Christopher Hitchens, Atlantic Books, €16.99; Kindle, £15.50
Review: Robert Dex
THIS doorstop of a book comes in at almost 800 pages and has a pretty hefty price tag as well, but then again, what price can you put on a life’s work?
It was put together after Christopher Hitchens was told he had inoperable cancer and reflects his abiding interests.
He takes in his adopted home in the United States, international politics, poetry and the pain of being annoyed by waiters who come between him and his wine — all in fiercely-argued and entertaining fashion.
Hitchens does not just build his opinions on top of other reporters’ facts either — he has been on the ground in Afghanistan and Iran and sees the stories for himself before making up his mind.
This collection will be treasured by his fans, who are well aware it may be the last book published under his name in his lifetime.

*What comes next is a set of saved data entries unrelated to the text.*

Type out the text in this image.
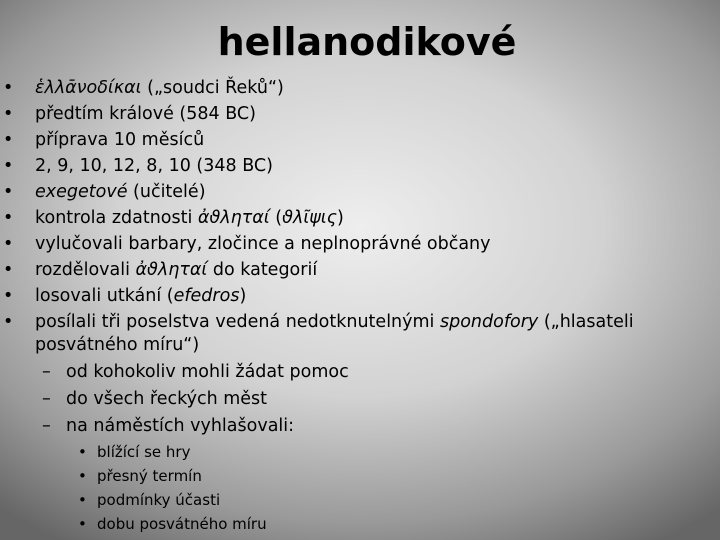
hellanodikové
• ἑλλᾱνοδίκαι („soudci Řeků“)
• předtím králové (584 BC)
• příprava 10 měsíců
• 2, 9, 10, 12, 8, 10 (348 BC)
• exegetové (učitelé)
• kontrola zdatnosti ἀϑληταί (ϑλῖψις)
• vylučovali barbary, zločince a neplnoprávné občany
• rozdělovali ἀϑληταί do kategorií
• losovali utkání (efedros)
• posílali tři poselstva vedená nedotknutelnými spondofory („hlasateli posvátného míru“)
– od kohokoliv mohli žádat pomoc
– do všech řeckých měst
– na náměstích vyhlašovali:
• blížící se hry
• přesný termín
• podmínky účasti
• dobu posvátného míru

Carola Hicks, Chatto & Windus, €20.20; Kindle £7.43
Review: David McLoughlin
A PICTURE paints a thousand words. And this is certainly true when looking at The Arnolfini Portrait, an enchanting and curious 15th century painting from the Netherlands, and one of the most important works of art in Western cultural history.
The medieval couple featured in the painting seem to be conveying a message, but historians have long argued its enigmatic meaning.
Art historian Carola Hicks has been fascinated by the painting for many years and her book does full justice to both the mystery and the history behind its creation, and its meandering path to its current home in the National Gallery in London.
Hicks has a mastery of this kind of forensic storytelling, and doesn’t disappoint the reader as she brings to life the people and the times of the painting’s creation and then the equally fascinating history of the painting’s subsequent journeys.
Inviting and gripping — and thoroughly recommended.